Hormone-mediated maternal effects in birds: mechanisms matter but what do we know of them?

Over the past decade, birds have proven to be excellent models to study hormone-mediated maternal effects in an evolutionary framework. Almost all these studies focus on the function of maternal steroid hormones for offspring development, but lack of knowledge about the underlying mechanisms hampers further progress. We discuss several hypotheses concerning these mechanisms, point out their relevance for ecological and evolutionary interpretations, and review the relevant data. We first examine whether maternal hormones can accumulate in the egg independently of changes in hormone concentrations in the maternal circulation. This is important for Darwinian selection and female physiological trade-offs, and possible mechanisms for hormone accumulation in the egg, which may differ among hormones, are reviewed. Although independent regulation of plasma and yolk concentrations of hormones is conceivable, the data are as yet inconclusive for ovarian hormones. Next, we discuss embryonic utilization of maternal steroids, since enzyme and receptor systems in the embryo may have coevolved with maternal effect mechanisms in the mother.
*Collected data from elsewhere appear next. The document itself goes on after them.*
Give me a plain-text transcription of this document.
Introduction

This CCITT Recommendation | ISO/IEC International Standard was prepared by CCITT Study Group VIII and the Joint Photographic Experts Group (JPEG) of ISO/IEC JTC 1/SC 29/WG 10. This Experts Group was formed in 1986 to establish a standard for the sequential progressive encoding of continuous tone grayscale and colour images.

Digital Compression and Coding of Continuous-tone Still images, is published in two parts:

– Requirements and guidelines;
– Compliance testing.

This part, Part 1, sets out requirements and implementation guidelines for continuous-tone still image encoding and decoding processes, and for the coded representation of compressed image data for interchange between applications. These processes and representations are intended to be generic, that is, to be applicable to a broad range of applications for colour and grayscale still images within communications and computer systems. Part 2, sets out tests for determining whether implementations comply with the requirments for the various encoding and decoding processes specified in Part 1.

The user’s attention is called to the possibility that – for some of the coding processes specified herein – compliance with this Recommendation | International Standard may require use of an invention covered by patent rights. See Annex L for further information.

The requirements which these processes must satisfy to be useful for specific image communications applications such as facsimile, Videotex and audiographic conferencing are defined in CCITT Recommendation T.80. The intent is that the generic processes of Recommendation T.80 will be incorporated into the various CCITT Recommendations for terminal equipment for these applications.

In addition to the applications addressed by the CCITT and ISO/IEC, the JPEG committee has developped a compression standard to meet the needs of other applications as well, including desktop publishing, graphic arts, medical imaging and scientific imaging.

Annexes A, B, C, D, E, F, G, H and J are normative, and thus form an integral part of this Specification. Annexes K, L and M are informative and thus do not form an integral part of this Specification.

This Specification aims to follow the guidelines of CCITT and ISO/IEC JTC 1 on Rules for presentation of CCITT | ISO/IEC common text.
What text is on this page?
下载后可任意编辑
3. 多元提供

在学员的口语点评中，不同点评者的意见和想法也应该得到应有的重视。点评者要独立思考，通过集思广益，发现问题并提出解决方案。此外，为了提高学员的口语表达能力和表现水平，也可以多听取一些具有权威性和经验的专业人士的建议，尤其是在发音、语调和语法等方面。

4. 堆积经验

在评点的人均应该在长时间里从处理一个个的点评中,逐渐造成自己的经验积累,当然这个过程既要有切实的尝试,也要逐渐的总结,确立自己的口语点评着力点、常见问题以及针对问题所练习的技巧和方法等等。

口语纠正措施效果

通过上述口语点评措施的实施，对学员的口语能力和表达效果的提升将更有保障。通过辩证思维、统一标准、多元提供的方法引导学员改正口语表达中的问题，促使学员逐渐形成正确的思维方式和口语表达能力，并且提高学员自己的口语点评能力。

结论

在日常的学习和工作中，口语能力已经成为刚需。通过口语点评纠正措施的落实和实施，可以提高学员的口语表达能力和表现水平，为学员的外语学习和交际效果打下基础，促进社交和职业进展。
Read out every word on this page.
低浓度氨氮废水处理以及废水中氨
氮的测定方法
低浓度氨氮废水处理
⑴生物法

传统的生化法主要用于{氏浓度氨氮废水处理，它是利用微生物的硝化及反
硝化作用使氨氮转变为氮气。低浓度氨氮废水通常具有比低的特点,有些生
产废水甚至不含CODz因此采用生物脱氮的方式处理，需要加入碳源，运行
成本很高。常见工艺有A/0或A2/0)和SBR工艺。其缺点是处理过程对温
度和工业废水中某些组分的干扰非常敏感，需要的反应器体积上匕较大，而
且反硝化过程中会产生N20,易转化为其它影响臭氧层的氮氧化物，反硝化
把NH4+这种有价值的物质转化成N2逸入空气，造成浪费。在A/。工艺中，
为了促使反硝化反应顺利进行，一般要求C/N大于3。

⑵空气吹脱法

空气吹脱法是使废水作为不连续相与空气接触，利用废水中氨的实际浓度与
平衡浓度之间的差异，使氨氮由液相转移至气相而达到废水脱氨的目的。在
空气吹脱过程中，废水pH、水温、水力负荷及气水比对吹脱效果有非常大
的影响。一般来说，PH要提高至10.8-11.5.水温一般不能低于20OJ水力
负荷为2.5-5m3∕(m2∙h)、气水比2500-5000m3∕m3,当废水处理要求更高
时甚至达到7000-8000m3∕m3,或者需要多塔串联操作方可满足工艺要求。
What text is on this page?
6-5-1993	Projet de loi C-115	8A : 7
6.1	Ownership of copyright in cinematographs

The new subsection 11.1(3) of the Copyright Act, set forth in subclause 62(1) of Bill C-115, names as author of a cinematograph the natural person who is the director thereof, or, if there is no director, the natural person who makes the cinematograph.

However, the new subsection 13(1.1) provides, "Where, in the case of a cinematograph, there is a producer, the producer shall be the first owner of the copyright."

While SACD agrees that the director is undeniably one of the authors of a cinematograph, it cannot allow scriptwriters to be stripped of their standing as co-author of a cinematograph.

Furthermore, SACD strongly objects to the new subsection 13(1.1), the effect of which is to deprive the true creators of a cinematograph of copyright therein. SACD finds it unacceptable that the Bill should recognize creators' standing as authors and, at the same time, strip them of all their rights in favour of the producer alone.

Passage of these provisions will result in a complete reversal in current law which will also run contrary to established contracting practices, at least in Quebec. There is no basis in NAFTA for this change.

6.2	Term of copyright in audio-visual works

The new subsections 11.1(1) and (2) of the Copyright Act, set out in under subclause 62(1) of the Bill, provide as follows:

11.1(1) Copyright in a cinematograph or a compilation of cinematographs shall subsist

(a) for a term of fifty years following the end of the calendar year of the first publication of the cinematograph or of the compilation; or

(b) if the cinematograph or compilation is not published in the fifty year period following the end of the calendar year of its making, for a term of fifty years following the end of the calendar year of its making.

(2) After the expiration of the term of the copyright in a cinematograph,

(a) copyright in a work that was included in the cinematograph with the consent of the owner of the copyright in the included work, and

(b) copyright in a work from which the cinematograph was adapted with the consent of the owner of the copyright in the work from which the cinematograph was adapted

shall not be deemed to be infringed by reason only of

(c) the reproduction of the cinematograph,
We consider dose-response relationships and action pathways of androgens and argue that these considerations may help to explain the apparent lack of interference of maternal steroids with sexual differentiation. Finally, we discuss mechanisms underlying the pleiotropic actions of maternal steroids, since linked effects may influence the coevolution of parent and offspring traits, owing to their role in the mediation of physiological trade-offs. Possible mechanisms here are interactions with other hormonal systems in the embryo. We urge endocrinologists to embark on suggested mechanistic studies and behavioural ecologists to adjust their interpretations to accommodate the current knowledge of mechanisms.